Like flags, “blood” can also represent corporate identities. We are reminded of family bloodlines–this was certainly important in biblical contexts across priesthood and kingship. We can also see it in national identities, especially when the Israelites were forbidden to intermarry with surrounding cultures. So powerful is the concept of blood in national contexts that the Assyrian empire would exile half the population of conquered nations and “import” different nationalities into the region to intermingle the bloodlines. Biblically, this is most evident in 2 Kings 17. Blood binds man, nations, and families together.

It is safe to say, then, that blood is a most precious symbol of God’s creation. That must be why God explains the ritual sacrifices as, “I have given it to you to make atonement for yourselves on the altar; it is the blood that makes atonement for one’s life.” (Leviticus 17:11, NIV) The offering of an animal’s blood is the closest symbol that correlates to the death of man’s life due to sin. As our poor actions steal the promise of our lives, the Israelites must exchange one life for another. Each atoning sacrifice was a reminder of the death of our potential perfection.

Though the Israelites had not yet received the laws included in Leviticus, they experienced atonement through the blood firsthand in Egypt. During the Passover in Exodus 12, the Hebrews took a young, unblemished male lamb and prepared it roasted fully over a fire. Having saved some blood, they smeared it on the sides and top of their doorposts. God told them, “The blood will be a sign for you on the houses where you are; and when I see the blood, I will pass over you.” (Exodus 12:13, NIV) Little could the ancient Israelites know just how precious the blood of atonement would one day be through Jesus, but it set the stage for them to be united by blood–both the lambs’ and their own.

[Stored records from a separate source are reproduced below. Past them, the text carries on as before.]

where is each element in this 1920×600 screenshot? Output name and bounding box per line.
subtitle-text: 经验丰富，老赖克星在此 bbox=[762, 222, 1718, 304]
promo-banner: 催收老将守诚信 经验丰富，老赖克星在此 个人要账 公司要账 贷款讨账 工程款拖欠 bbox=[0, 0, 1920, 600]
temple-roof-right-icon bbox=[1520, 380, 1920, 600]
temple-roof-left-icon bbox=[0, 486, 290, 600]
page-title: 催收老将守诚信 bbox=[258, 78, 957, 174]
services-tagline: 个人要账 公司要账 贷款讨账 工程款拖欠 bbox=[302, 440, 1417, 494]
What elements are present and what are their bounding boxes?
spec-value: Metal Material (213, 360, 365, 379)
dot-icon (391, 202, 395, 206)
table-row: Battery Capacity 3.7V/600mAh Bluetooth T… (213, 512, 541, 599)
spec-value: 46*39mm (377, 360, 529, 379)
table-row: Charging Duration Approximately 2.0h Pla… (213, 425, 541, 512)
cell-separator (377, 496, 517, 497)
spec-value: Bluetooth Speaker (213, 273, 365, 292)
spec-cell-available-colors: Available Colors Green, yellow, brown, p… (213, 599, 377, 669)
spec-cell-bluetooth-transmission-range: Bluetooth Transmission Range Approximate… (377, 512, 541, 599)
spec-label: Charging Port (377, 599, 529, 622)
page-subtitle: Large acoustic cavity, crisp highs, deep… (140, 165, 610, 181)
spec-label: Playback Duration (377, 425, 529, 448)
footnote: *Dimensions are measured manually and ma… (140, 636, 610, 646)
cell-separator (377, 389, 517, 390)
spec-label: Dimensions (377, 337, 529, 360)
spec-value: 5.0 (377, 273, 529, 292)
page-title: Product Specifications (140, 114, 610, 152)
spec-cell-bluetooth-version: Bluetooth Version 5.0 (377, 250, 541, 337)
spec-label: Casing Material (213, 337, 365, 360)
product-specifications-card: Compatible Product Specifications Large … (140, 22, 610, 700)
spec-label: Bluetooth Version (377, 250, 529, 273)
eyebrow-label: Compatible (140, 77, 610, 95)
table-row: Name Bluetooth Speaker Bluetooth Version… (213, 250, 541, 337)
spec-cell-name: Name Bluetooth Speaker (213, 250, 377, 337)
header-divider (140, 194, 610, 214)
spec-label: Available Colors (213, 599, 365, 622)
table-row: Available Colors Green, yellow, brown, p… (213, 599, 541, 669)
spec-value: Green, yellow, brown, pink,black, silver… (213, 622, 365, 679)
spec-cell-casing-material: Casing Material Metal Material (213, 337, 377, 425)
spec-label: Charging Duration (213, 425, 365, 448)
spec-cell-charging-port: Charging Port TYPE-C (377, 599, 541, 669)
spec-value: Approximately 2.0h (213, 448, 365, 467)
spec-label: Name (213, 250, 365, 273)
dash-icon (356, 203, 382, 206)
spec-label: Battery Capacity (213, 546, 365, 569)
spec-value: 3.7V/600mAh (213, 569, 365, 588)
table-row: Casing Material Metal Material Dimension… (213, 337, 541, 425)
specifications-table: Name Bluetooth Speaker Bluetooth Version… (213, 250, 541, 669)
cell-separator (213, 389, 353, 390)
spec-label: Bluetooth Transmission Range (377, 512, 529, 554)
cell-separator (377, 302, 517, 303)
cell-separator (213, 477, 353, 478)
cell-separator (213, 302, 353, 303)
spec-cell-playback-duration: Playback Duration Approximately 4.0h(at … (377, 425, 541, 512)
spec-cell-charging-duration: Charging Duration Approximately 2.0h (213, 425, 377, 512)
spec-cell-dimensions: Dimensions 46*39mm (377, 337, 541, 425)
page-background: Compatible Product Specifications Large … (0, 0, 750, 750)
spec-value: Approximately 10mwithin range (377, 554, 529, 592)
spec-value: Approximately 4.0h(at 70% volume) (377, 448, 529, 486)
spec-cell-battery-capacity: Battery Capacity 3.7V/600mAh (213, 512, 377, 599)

It’s also the sensitivity of this symbol that made any interaction with blood so rigorously unacceptable. When Cain slays his younger brother, Abel, God hears Abel’s spilled blood cry out from the ground (Genesis 4:10). Though Abel died, his blood carried his identity. Like our identity, our blood was not meant to be stolen by another. 

When Old Testament men came in contact with a woman’s menstrual blood or a dead animal or a dead person, they remained unclean until evening (Leviticus 15). Blood was not to be shared with another.

No one was to consume any blood. God would set His “face against that person.” (Leviticus 17:10) Whether for health reasons or symbolism, blood was not to be consumed by another.

Blood is the sacred identifier of an individual, whether a person or a beast. Their DNA is a unique imprint, given by God in accordance with His will on their life. Anyone attempting to steal, share, or consume it aims to destroy what God held precious. 

Yet, Jesus arrived with opposite intentions. In both literal and metaphorical ways, Jesus came to have His blood spilled on Calvary by others, instruct His disciples to “consume” His blood through Communion, and share His blood with us in one final atonement. Jesus’ blood equally symbolized everything He is: His identity as God and Man, His provision of Salvation, and His hope for what man could be.

But just as His blood offers atonement for all who take refuge in it, it similarly condemns those who don’t. When God commanded the sacrificial rules, He warned, “Any Israelite who sacrifices…in the camp or outside of it instead of…the Tent of Meeting…that man shall be considered guilty of bloodshed.” (Leviticus 17:3-4, NIV) The angry Jewish mob that demanded Jesus’ life sent Him outside of the city–to Calvary–to die. Their oblivious sacrifice and obstinance cursed them within the Old Covenant as well as the New. 

Like a flag torn between two opposing sides, Jesus’ spilt blood represented retribution for the Jewish leaders, whereas Christians now know it to mean reconciliation; it was always meant to. Though the Israelites were anointed to welcome the Suffering Savior, they were also the ones to spill His blood. However, for those of us who choose to see His blood as our atonement, that must be what we rally around—not a dynamic speaker or our favorite church brand. The blood alone. As Jesus poured out His life—His blood—for us, we must give our lives for everything It represents. His identity as the one unblemished Lamb is the only one worth uniting around as one nation under the blood.